What complicated Terex’s usage of the Demag brand name is that when it acquired the Demag mobile crane business in 2002 there was another Demag crane business that it did not own, making industrial overhead travelling cranes.
However, Terex subsequently bought this business in 2011 and so has full ownership of all Demag crane types.
Terex is not, however, extending the Demag brand to all of its mobile and crawler cranes at this stage, but just the ones made in Germany, which is the original Demag business.

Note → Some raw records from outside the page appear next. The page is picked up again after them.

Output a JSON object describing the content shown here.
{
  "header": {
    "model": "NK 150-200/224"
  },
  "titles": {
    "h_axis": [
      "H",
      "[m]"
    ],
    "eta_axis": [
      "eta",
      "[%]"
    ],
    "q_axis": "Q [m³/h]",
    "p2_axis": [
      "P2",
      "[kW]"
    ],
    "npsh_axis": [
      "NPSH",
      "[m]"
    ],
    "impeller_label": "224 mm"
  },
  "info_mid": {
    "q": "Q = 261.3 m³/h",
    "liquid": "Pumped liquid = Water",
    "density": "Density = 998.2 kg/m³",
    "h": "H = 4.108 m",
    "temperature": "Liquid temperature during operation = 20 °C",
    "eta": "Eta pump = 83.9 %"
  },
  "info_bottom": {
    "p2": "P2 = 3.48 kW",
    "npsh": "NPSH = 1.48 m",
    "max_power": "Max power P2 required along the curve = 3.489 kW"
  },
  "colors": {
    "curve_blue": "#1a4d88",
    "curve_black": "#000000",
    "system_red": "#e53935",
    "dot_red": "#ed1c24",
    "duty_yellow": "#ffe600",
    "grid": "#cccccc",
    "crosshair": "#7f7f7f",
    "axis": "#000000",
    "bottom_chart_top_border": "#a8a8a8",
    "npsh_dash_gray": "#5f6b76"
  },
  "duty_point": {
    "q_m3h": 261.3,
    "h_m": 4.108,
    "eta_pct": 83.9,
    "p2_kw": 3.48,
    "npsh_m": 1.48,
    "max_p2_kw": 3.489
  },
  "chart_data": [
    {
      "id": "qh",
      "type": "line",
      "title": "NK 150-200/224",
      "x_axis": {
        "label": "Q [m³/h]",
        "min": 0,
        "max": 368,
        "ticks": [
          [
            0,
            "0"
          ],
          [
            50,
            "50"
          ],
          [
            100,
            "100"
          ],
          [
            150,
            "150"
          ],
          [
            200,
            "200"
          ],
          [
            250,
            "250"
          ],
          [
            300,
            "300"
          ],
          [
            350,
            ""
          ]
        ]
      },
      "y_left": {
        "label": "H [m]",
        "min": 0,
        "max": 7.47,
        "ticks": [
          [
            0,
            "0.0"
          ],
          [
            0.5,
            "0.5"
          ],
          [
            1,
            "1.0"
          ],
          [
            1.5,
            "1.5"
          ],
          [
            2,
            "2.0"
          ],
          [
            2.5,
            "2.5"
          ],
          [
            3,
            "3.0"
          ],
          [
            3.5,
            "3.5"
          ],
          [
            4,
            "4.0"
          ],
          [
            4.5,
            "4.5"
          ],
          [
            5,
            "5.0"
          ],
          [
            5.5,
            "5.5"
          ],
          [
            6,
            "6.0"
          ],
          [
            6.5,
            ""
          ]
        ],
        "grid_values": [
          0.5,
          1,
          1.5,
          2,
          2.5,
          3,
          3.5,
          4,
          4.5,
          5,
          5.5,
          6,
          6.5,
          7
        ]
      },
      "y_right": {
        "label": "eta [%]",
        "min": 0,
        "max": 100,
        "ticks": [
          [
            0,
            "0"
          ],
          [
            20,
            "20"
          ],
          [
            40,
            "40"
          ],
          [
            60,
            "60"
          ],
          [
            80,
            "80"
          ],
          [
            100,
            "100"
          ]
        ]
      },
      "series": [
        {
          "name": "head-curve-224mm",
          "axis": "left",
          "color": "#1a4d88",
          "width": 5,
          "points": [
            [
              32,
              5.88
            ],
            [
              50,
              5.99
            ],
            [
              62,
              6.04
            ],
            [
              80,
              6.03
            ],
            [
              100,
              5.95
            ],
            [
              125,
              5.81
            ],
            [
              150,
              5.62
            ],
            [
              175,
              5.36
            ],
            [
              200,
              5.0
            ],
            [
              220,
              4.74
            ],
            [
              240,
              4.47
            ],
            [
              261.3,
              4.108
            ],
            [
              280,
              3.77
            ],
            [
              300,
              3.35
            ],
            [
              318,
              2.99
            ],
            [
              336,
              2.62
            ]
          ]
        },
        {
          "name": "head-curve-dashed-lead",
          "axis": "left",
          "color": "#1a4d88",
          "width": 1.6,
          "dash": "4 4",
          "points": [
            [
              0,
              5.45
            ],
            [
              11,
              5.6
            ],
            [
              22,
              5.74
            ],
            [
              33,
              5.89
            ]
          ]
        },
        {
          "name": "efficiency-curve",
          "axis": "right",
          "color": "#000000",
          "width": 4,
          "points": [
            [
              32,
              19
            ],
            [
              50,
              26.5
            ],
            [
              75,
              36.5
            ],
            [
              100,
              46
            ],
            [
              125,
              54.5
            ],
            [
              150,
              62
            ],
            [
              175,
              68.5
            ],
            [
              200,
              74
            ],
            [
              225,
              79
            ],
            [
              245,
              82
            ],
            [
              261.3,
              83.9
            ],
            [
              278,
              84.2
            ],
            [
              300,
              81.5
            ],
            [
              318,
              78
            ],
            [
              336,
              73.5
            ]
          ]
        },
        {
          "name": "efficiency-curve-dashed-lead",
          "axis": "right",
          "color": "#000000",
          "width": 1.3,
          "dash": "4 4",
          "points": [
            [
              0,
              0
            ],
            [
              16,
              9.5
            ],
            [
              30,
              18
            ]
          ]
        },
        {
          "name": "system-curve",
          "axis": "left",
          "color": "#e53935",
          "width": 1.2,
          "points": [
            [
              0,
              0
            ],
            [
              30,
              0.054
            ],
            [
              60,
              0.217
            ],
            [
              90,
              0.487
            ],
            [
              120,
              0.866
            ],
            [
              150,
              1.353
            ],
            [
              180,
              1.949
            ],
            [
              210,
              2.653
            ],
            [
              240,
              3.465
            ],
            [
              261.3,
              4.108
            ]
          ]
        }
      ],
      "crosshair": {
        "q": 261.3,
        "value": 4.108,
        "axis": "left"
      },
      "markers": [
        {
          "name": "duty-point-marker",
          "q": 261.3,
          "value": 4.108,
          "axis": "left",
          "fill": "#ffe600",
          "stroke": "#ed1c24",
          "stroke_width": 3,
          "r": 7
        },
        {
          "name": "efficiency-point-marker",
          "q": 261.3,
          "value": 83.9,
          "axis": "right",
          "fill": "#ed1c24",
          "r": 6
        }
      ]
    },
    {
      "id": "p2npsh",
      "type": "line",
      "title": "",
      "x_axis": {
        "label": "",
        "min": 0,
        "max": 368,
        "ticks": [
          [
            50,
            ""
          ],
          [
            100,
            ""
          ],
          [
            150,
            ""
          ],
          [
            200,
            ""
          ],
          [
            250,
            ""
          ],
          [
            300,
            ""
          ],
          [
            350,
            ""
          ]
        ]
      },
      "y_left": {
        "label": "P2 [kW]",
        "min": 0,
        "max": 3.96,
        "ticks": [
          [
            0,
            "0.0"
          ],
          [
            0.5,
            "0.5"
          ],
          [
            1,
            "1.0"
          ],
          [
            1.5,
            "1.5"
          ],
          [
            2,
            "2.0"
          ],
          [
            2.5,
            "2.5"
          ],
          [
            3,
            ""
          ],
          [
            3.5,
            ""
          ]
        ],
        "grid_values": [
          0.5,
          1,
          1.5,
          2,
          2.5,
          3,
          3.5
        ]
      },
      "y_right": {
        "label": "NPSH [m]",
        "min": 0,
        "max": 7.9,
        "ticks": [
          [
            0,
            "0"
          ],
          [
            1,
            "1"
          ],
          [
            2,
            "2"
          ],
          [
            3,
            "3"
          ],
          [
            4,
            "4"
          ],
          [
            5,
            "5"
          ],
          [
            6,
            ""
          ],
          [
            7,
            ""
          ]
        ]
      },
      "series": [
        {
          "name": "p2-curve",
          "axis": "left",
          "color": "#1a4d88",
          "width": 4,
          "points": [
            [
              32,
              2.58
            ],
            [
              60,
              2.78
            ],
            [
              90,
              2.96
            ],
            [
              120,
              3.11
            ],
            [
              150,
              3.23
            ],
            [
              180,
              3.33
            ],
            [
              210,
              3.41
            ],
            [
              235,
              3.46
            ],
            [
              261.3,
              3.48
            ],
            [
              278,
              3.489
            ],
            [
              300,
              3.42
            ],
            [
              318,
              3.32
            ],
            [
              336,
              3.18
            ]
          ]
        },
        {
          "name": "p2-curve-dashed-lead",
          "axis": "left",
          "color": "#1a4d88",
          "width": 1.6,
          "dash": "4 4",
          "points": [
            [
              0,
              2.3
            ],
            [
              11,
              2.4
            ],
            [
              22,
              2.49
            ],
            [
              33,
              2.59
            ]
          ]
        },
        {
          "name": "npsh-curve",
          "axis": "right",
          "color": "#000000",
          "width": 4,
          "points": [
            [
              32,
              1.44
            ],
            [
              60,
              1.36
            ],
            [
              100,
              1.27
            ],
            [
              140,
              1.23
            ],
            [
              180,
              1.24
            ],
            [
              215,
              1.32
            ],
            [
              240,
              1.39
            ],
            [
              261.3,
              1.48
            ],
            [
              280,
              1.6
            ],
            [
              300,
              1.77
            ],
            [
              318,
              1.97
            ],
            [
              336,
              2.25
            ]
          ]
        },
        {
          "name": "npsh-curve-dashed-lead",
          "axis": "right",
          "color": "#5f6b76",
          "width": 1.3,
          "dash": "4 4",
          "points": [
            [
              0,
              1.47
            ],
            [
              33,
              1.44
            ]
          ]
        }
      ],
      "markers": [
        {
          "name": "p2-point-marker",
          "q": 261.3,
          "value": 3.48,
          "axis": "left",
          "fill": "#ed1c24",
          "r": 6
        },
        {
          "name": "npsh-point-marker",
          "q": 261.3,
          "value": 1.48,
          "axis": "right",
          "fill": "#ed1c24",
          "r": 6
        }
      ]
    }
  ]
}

Mobile cranes made in France (formerly PPM) and the USA (formerly P&H), and the crawler cranes supplied to Terex by IHI of Japan will all remain Terex branded.
Explaining the rebranding decision, Terex Cranes president Ken Lousberg said he was simply responding to customer demand, as most crane buyers still refer to the German built products as Demags anyway. “We’re doing it because our customers asked us to bring the Demag brand back,” he said, acknowledging that the Demag brand had more value than the name of the ailing parent company.
At the same time, Terex has also decided to revert to its old nomenclature for all terrains cranes, indicating rated safe lifting capacity. Back come such product names as AC 130-5, indicating 130-tonne capacity and five-axle chassis, and out go names such as Explorer, although Challenger remains for the French-built (formerly PPM) all-terrain cranes.
It seems likely that whether Terex transitions into Scandinavian or Chinese ownership within the next year, the new owners will also recognise the value of the Demag brand, which was recognised as a leader in crane technology.
“The Demag brand is a legend,” Mr Lousberg said, and through extensive conversations with our customers, we understand how much the brand still means to them, and what their expectations are that go along with it. It’s a brand they have depended on every day for decades, and it continues to be one of the most recognized brands in the industry.”